The title is overly optimistic imo. This is more of a life support system for a comatose patient. The work done is great and keeps some people informed and provided with at least some international news and tools, but this is far from defeating the internet blackout.
I’m also somewhat surprised iran isn’t shooting down the satellites. The article mentions previous full jamming practices were stopped in fear of sanctions, but not like that’s a concern anymore, especially considering iran is in russia’s little fascist club.
To the people living in the rest of the world - start taking ID verification threat seriously before this is your reality where the only outside news you get is from a USB stick you buy on a shady open market for 30 bucks from a guy who has a satellite dish out in the mountains.

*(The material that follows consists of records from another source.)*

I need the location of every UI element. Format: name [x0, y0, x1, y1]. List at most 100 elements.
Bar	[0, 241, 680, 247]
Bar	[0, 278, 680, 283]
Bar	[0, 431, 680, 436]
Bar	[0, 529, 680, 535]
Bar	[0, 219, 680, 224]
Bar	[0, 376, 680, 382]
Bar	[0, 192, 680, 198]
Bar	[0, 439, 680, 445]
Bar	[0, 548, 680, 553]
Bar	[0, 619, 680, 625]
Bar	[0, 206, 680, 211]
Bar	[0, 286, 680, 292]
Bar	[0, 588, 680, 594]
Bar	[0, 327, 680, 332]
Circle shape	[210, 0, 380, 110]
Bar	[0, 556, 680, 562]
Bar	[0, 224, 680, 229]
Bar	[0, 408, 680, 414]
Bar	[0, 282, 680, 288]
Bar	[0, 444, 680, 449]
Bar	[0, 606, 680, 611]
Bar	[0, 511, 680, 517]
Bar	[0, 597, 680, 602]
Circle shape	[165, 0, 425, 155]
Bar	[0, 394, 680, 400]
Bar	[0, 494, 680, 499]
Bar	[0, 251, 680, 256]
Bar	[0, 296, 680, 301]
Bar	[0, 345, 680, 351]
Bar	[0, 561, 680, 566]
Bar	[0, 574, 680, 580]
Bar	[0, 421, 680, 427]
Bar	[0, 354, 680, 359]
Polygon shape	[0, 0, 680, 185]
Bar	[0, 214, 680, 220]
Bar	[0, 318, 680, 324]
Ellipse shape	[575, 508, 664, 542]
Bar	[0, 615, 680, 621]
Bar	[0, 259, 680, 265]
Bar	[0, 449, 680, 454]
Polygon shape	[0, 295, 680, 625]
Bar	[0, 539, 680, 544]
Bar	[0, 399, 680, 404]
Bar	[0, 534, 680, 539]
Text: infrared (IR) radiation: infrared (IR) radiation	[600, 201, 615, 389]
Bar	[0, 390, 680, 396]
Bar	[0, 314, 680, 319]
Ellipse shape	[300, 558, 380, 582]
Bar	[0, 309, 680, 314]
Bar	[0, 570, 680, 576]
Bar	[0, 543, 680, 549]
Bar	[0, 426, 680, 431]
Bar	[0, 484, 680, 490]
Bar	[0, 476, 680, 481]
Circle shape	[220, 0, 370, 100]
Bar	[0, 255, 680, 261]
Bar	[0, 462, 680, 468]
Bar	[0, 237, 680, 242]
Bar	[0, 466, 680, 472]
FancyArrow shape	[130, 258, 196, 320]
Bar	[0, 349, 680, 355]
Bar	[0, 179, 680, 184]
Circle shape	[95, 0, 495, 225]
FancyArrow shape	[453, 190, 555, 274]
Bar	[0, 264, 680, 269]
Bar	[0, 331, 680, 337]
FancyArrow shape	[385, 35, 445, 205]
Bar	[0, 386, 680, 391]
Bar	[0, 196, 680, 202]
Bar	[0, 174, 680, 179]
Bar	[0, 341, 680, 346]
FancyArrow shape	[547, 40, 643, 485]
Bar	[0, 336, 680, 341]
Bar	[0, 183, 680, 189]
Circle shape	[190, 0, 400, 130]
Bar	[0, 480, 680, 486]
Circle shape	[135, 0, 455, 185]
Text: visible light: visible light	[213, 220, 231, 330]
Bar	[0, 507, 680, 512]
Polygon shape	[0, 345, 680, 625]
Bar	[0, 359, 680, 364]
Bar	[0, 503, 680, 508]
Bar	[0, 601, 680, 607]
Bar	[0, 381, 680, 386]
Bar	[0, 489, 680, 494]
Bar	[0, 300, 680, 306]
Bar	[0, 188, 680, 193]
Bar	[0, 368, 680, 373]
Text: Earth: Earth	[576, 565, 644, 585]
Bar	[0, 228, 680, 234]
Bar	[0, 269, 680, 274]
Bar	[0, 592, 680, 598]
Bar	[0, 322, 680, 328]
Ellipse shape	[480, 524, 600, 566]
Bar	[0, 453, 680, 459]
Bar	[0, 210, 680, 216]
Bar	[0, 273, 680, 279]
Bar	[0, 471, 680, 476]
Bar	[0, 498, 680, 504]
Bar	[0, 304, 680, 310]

Depends just how willing you are: demand domestic websites block any non residential IPs and report any attempted or even successful VPS connections, allow only registered businesses to operate VPNs, use government shipped mobile apps to detect people’s network configs/installed apps/private and public IPs, block any known VPN IP ranges, use DPI to block VPN protocols and detect unusual traffic, allow access only to a select list of domains and IP addresses, etc. There’s a myriad of ways to enforce this, but in the US they will need a few years to set up the hardware necessary to do it, that’s the one thing the US has going for it. Sleep on it, though? You will wake up to intranet in 10 years.